I know this whole process is working, because I've been able to login to the site running through VS2010 on EVERY browser I tried. It also works perfectly fine when it's sitting on the development server using Chrome, Firefox, Safari (Mac), and two Cellphone browsers. The only thing I've had a problem with is Internet Explorer.
Now, this one is a bit hard to debug considering it works in IE locally but not on the server. The fact that it also works in other browsers on the server is also sort of ruling out a server configuration issue.
What I did to try and figure out where it could be going wrong was add a query string to my FormsAuthentication.RedirectToLogin("WhateverPage=WhateverSectionOfCode"); line to try and solve this. The problem is that when I run the site in IE, it never appends that Query String, which leads me to believe that it never hits any of those "RedirectToLogin" lines.
I know it authenticates, because the code that updates the Last Login timestamp in the database only fires if the user is authenticated. It looks as if the "RedirectFromLogin" line does go out and find the proper entry in the web.config...and it might actually be redirecting me, but even if it does, it always bounces me back to the login screen.
I've been through all of the really basic ID-10T errors (heh) that could possibly be causing this: Heightened security settings, disabled cookies, etc., but I'm getting the same results on multiple machines.
I'm really sort of stumped as to what to check for next. I've already had two other sets of eyes on the code, but they couldn't come up with any reason as to why this was happening. If anyone has any suggestions as to what could be happening, I'd love to hear them.
Thanks!
i think it is something about cookies..
did you set the domain attribute in the web.config?
<authentication mode="Forms">
<forms loginUrl="~/login.aspx" name="cookiename" domain="domain.com" cookieless="UseCookies" slidingExpiration="true" timeout="60"/>
</authentication>
forms Element for authentication (ASP.NET Settings Schema)
I know this ticket is a bit old, but apparently IE can't set forms authentication on a domain with an underscore in the name. So if the issue appeared on a development server that was, say Dev_XP, then IE won't be able to set an authentication cookie.
That's what happened with me. Here's the link: http://orwin.ca/2012/02/09/formsauthentication-setauthcookie-not-working-in-ie-but-works-in-other-browsers/
This is the KB artical that outlines the issue http://support.microsoft.com/kb/316112
I'm having same issue, but with all other browsers except Chrome.

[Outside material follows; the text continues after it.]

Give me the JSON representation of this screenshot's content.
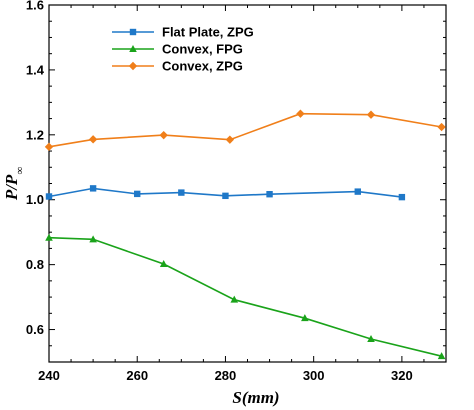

The strange thing is that when all these browser are tried locally (in same computer where service is running), everything works well.
When I'm connecting remotely - only Chrome works. Firefox and IE are redirecting me back to login page every time, though user is authenticated - same as yours, in database logon timestamp updated.
But I have also developer server, located in the other network, connection to this network takes less time, and here are all three browsers works OK too.
So I think that the problem is in IIS settings, which might be different on real vs developer server, or it might be a problem in Redirect and thread, which creates session. I found some interesting topic about this. It's about ASP WebForms though. See my question on stakoverflow. And please, let me know if you solve this problem!